40 years of 2001, Barbarella and Yvette Mimieux

space station interior

Its 40 years since the showing of 2001 a groundbreaking science fiction film directed by Stanley Kubrick written by Arthur C. Clarke. the movie still holds up but its beginning show its age only the quality of the effects makes it stand out. A CGI movie made five years back would show its age even quickly with the way CGI updates its software to come out with more realistic rendering.

Watching 2001 and you see an age past a look at the 60’s the way they think design will be in the future quite amazing and nostalgic something why Austin Powers was a cool movie. Groovy Baby!


Barbarella’s cool campy fashion styling, only from the 60’s. Barbarella was a fashion and culture movie with sex on the side.

Amazing stuff from 1968. Gosh, gas prices were still so low no OPEC embargos, no AIDS the sexual revolution was in high gear it was a groovy time baby!

time machine

Time Machine another George Pal film and a very good one. If you know the H.G. Wells story then you know about the time traveller goes to the future and finds humanity divided into two distinct species. Rod Taylor who plays the lead finds the beautiful Yvette Mimieux saves her from drowning and saves the Eloi from the carnivorous Morlocks.

eloi and morlock

Yvette Mimieux -she’s so beautiful! A Classic beauty from an age long past.

SciFiDrive’s SciFi 60’s Movies


5 thoughts on “40 years of 2001, Barbarella and Yvette Mimieux

  1. We’ve been spoiled not just by better CGI, but by better production values all round.
    In older movies, you had to have a great deal more of what the English majors call “the willing suspension of disbelief.”
    Case in point — the overdone fright wig in the pic above is ludicrous; you have to really work at it to not crack up laughing. Oh, and the monster’s matching hairpiece is almost as funny…
    Kinda takes the edge off the intent of the scene.
    Speaking of which, the semiotics of expression seem to have changed a lot, too.
    In that pic, she’s apparently reacting to the impending situation; but is she in terror, or ecstasy, at the fact that (one way or another, it would seem) she’s about to be eaten?

  2. “Yvette Mimieux -she’s so beautiful! A Classic beauty from an age long past.”

    Holy Cow, it wasn’t THAT long ago! She’s only a year and half older than I am! (We Baby Boomers haven’t figured out yet that we’re aging…)

  3. Hollywood movies always destroy the genius of inventors. The planet Saturn doesn’t have discs, it has rings. One big hole in the middle for the planet. Phonographs in HG Wells day had the hole in the middle to spin those rings. The sound track though a spiral line is still a ring. It does not to the center of the disc. Put a hole in the middle of a vinyl record or in the middle of a compact disc and it becomes a ring. Spinning a ring and creating sound from a beam of light is very stupidly portrayed in this still-pic of this movie THE TIME MACHINE because they spin the rings by hand with no turntable.
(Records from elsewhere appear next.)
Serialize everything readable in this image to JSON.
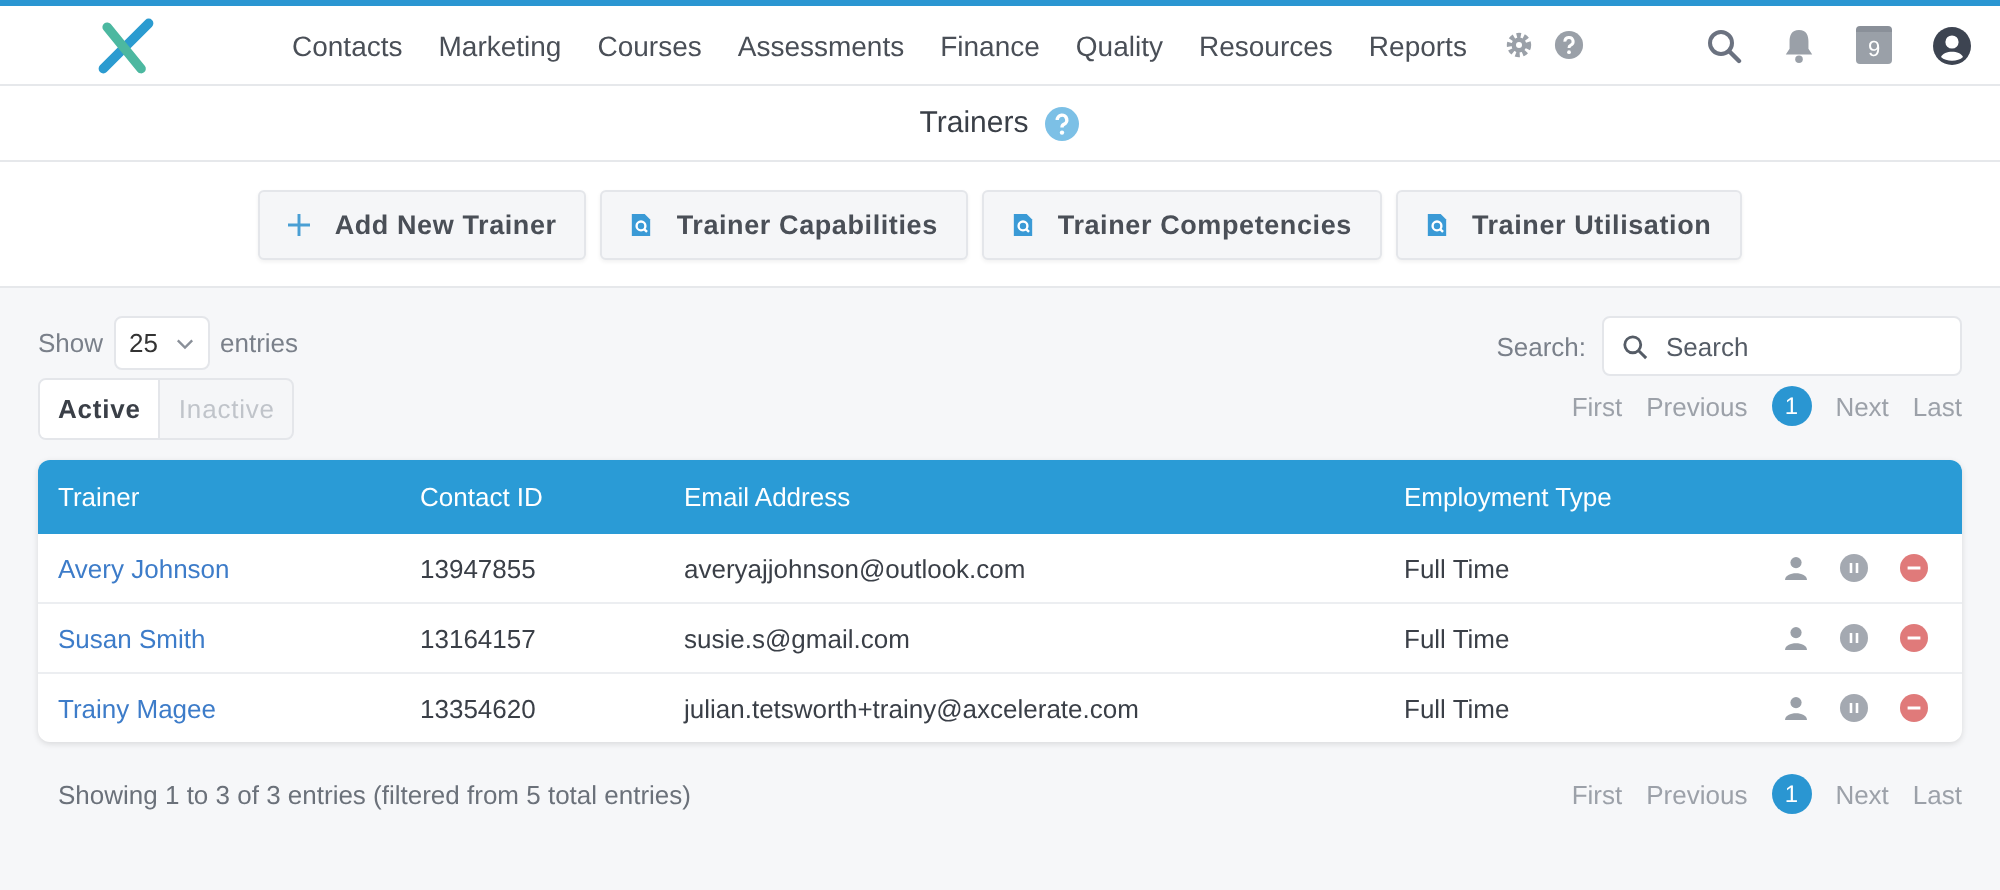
{
  "nav": {
    "items": [
      "Contacts",
      "Marketing",
      "Courses",
      "Assessments",
      "Finance",
      "Quality",
      "Resources",
      "Reports"
    ],
    "calendar_badge": "9"
  },
  "page_title": "Trainers",
  "actions": [
    {
      "kind": "add",
      "label": "Add New Trainer"
    },
    {
      "kind": "report",
      "label": "Trainer Capabilities"
    },
    {
      "kind": "report",
      "label": "Trainer Competencies"
    },
    {
      "kind": "report",
      "label": "Trainer Utilisation"
    }
  ],
  "length": {
    "before": "Show",
    "value": "25",
    "after": "entries"
  },
  "filter_tabs": [
    {
      "label": "Active",
      "selected": true
    },
    {
      "label": "Inactive",
      "selected": false
    }
  ],
  "search": {
    "label": "Search:",
    "placeholder": "Search"
  },
  "pager_top": [
    {
      "kind": "nav",
      "label": "First",
      "disabled": true
    },
    {
      "kind": "nav",
      "label": "Previous",
      "disabled": true
    },
    {
      "kind": "page",
      "label": "1",
      "selected": true
    },
    {
      "kind": "nav",
      "label": "Next",
      "disabled": true
    },
    {
      "kind": "nav",
      "label": "Last",
      "disabled": true
    }
  ],
  "pager_bottom": [
    {
      "kind": "nav",
      "label": "First",
      "disabled": true
    },
    {
      "kind": "nav",
      "label": "Previous",
      "disabled": true
    },
    {
      "kind": "page",
      "label": "1",
      "selected": true
    },
    {
      "kind": "nav",
      "label": "Next",
      "disabled": true
    },
    {
      "kind": "nav",
      "label": "Last",
      "disabled": true
    }
  ],
  "table": {
    "columns": [
      "Trainer",
      "Contact ID",
      "Email Address",
      "Employment Type"
    ],
    "rows": [
      {
        "trainer": "Avery Johnson",
        "contact_id": "13947855",
        "email": "averyajjohnson@outlook.com",
        "employment": "Full Time"
      },
      {
        "trainer": "Susan Smith",
        "contact_id": "13164157",
        "email": "susie.s@gmail.com",
        "employment": "Full Time"
      },
      {
        "trainer": "Trainy Magee",
        "contact_id": "13354620",
        "email": "julian.tetsworth+trainy@axcelerate.com",
        "employment": "Full Time"
      }
    ]
  },
  "info": "Showing 1 to 3 of 3 entries (filtered from 5 total entries)"
}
Oh yes the ring is on the table, but the table doesn’t spin. And the table has no center post to hand spin these futuristic rings that play with a beam of light, In fact, I recall that when a phonograph didn’t spin because the rubber belt was broken, a person could spin the table by hand to spin our 33 and 45 vinyl rings and still hear the sound. BUT in this movie they spin these rings like they spin a top. And the beam of light has to follow the ring just like the laser in a compact disc. NOW I would venture to say Hollywood did crap with a vision that HG Wells had far more accurate than these millionaire producers, movie companies, investing actors ever do to justify the genius to show millions of people. In fact I still stand by it when I say Spielberg’s ET elevated flying bicycles stole the genius from Disneys escape to witch mountains elevated flying RV. Need I say Edison’s rape of Tesla?